Our Collective Well-Being: An Individual Responsibility
How we are wounded individually also adds to the collective trauma within our community … because how we individually react to and treat others matters, it defines us as community! We are the sum of the individual parts; if one part is affected, all are affected. To make change happen, we MUST start with ourselves. Firstly, by seeking to understand how our past experiences are embedded in our brain and body in disowned and painful emotions abandoned in the past, however, they remain present whenever we judge, blame or project our pain onto others or engage in relentless self-judgement and criticism.

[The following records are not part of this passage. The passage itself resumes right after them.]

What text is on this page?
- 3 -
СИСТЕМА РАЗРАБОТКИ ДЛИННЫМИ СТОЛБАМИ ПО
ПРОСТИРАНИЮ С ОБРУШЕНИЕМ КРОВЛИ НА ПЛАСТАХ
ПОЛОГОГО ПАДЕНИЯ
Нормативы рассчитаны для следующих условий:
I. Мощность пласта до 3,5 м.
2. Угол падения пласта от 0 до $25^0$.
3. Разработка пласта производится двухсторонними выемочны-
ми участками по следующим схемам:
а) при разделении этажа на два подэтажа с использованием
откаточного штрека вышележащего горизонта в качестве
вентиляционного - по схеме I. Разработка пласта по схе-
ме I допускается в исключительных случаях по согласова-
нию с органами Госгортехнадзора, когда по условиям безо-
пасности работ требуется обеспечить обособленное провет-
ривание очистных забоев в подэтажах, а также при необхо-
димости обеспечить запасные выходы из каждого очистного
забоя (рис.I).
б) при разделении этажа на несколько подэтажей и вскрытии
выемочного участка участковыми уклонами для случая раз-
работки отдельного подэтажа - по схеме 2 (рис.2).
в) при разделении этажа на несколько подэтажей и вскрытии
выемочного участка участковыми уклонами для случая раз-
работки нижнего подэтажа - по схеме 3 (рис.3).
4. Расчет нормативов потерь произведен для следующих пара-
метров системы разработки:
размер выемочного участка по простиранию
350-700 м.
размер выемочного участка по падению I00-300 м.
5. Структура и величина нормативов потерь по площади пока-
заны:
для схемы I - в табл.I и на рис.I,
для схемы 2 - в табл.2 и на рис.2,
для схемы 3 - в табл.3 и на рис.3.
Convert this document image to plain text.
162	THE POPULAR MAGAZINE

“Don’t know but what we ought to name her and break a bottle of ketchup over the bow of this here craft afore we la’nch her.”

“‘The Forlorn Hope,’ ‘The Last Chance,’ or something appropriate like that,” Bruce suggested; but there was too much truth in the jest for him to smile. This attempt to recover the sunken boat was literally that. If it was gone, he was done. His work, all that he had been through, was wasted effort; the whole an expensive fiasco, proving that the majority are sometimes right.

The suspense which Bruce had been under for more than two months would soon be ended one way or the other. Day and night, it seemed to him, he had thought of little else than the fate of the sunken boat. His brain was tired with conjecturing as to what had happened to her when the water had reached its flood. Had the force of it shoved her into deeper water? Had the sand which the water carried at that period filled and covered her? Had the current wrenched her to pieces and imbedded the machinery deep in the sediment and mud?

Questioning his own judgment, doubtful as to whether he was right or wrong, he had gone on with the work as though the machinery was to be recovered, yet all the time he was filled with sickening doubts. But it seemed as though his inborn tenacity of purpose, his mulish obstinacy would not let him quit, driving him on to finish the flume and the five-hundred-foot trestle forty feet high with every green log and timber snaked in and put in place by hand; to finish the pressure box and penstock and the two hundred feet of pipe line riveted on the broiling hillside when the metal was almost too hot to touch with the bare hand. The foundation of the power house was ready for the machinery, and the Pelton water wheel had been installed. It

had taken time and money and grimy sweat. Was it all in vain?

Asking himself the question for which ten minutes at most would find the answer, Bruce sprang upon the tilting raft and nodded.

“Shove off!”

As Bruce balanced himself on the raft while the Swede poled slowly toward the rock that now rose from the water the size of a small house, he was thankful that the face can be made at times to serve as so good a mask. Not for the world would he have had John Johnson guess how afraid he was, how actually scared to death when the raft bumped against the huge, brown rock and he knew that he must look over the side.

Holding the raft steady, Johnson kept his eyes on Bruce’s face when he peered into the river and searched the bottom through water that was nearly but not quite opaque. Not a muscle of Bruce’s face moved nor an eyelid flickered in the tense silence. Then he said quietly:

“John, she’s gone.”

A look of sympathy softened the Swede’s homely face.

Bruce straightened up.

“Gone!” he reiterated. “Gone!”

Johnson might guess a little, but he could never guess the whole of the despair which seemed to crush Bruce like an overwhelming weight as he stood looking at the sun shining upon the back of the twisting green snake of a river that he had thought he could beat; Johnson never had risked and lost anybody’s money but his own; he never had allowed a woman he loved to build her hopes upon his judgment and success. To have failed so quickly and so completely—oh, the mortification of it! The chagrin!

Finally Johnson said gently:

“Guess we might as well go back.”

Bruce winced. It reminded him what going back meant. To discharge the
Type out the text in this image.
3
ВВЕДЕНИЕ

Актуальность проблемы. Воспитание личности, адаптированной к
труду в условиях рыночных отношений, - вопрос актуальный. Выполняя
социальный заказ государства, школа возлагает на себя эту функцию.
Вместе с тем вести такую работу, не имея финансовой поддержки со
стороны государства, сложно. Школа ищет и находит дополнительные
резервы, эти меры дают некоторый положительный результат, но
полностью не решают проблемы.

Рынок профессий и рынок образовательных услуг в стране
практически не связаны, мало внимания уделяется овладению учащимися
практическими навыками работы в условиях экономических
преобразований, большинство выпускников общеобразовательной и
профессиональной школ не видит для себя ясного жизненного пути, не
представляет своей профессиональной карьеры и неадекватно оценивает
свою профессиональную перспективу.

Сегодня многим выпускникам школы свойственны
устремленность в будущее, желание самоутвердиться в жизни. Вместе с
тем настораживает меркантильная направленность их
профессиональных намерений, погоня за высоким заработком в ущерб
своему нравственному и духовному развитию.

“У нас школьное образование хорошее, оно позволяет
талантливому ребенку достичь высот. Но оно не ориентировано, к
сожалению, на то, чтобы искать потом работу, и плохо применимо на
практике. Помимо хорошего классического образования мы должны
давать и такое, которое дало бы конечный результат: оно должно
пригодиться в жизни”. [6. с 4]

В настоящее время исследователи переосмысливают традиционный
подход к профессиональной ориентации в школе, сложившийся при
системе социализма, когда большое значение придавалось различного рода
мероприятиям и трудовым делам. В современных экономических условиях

Alternatively, they remain present when we attempt to rescue or ‘fix’ other’s problems, often creating ‘enabling’ relationships that drain our compassion and foster dependence. Only when we have dealt with our own pain with understanding and self-compassion, we can make ‘space’ for a more compassionate understanding and acceptance of others where we respect the boundaries and differences between us, which in turn creates the kind of environment in which all thrive.
My Counselling Space
My personal experiences and training as counsellor have led me to understand how deeply trauma impacts, leaving deep emotional scars on individual lives and on our collective well-being. My own experience of ‘burn-out’ from working in the helping professions and needing to understand and find healing for my wounded soul has enabled my desire to journey with people to understand their own trauma history and relationship pain. My approach with each of my clients, is to create a safe and healing relationship space that allows each person to uncover hidden wounds embedded in the body and mind, to speak their truth and discover inner strengths that have enabled their survival despite adversity. Within this supportive framework, together we can reframe the impact of trauma, reimagine the story of your life and relationships, and allow yourself to move from surviving to thriving!
References
“Principles of Trauma Therapy” John Briere & Catherine Scott, 2013.
“Parenting from the Inside out” Dan Siegel, 2003.
“The Impact of Trauma on the Brain” Louis J. Cozolino, 2005.
“The Neuroscience of Psychotherapy. Healing the Social Brain”. Louis Cozolino, 2010.